„Ontroerend briefje” van Groen ontdekt
De historicus G. J. Hooykaas heeft een tot nu toe onbekend „ontroerend briefje" van Groen van Prinsterer aan Thorbecke ontdekt. Het betreft één enkele zin, geschreven in een beverig handschrift, waarmee de bekende antirevolutionaire leider in het jaar 1870 zijn grote liberale tegenstander Thorbecke condoleert met het verlies van diens echtgenote.
De staatslieden Groen van Prinsterer en Thorbecke waren aanvankelijk goed met elkaar bevriend, maar hun relatie bekoelde in 1837, onder meer omdat Groen het toen sterk opnam voor de door de overheid vervolgde Afgescheidenen. In de jaren '30 van de negentiende eeuw schreven de twee mannen elkaar echter nog regelmatig.

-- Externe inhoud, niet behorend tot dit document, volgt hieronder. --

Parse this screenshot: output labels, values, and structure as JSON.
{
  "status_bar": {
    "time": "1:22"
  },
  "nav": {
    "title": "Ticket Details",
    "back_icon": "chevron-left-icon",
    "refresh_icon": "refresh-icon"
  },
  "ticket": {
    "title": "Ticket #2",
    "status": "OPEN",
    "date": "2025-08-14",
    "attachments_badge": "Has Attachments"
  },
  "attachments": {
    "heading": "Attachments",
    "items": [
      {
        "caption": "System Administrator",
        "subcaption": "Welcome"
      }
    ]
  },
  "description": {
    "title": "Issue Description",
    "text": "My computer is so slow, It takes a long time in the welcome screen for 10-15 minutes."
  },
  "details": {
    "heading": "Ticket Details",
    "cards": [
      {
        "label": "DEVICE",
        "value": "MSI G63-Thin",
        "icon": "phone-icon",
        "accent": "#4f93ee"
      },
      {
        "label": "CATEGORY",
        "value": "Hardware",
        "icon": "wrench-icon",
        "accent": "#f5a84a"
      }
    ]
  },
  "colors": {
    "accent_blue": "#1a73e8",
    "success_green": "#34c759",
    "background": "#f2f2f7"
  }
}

Historici gingen er tot nu toe van uit dat Groen, door zijn vrienden soms kortweg “GvP” genoemd, in 1842 zijn laatste brief aan Thorbecke schreef.
Nu blijkt dat de voorman van de antirevolutionairen ook 28 jaar later nog een kort briefje heeft geschreven aan de liberale coryfee. Het luidt als volgt: „Bij het onherstelbare verlies dat den heer Thorbecke heeft getroffen, is het mijn behoefte hem, met den warmen handdruk dier oude vriendschap, te verzekeren dat niemand hartelijker deel kan nemen in zijn rouw dan Groen van Prinsterer."
Hooykaas kwam het condoleancekaartje recent tegen bij het doornemen van het archief van Thorbecke. Op een gisteren aan de Amsterdamse VU gehouden congres over Groen van Prinsterer noemde de historicus het een „ontroerend document humain dat getuigt van de zielenadel van Groen."
De antirevolutionaire staatsman was aan het eind van zijn leven –Groen overleed in 1876– blijkbaar in staat over alle persoonlijke en politieke tegenstellingen heen te stappen die hem jarenlang van Thorbecke gescheiden hadden gehouden. De liberaal was hecht aan zijn echtgenote verbonden en noemde haar „mijn madonnaatje."
Aangegrepen
Thorbecke, de grondlegger van de Nederlandse parlementaire democratie, overleed zelf in 1872. Groen was door dat overlijden zo geëmotioneerd dat hij niet in staat was zelf een in memoriam te schrijven. „De dood van Thorbecke heeft mij geweldig aangegrepen", schreef hij aan Kuyper, daarbij de laatste twee woorden vet onderstrepend.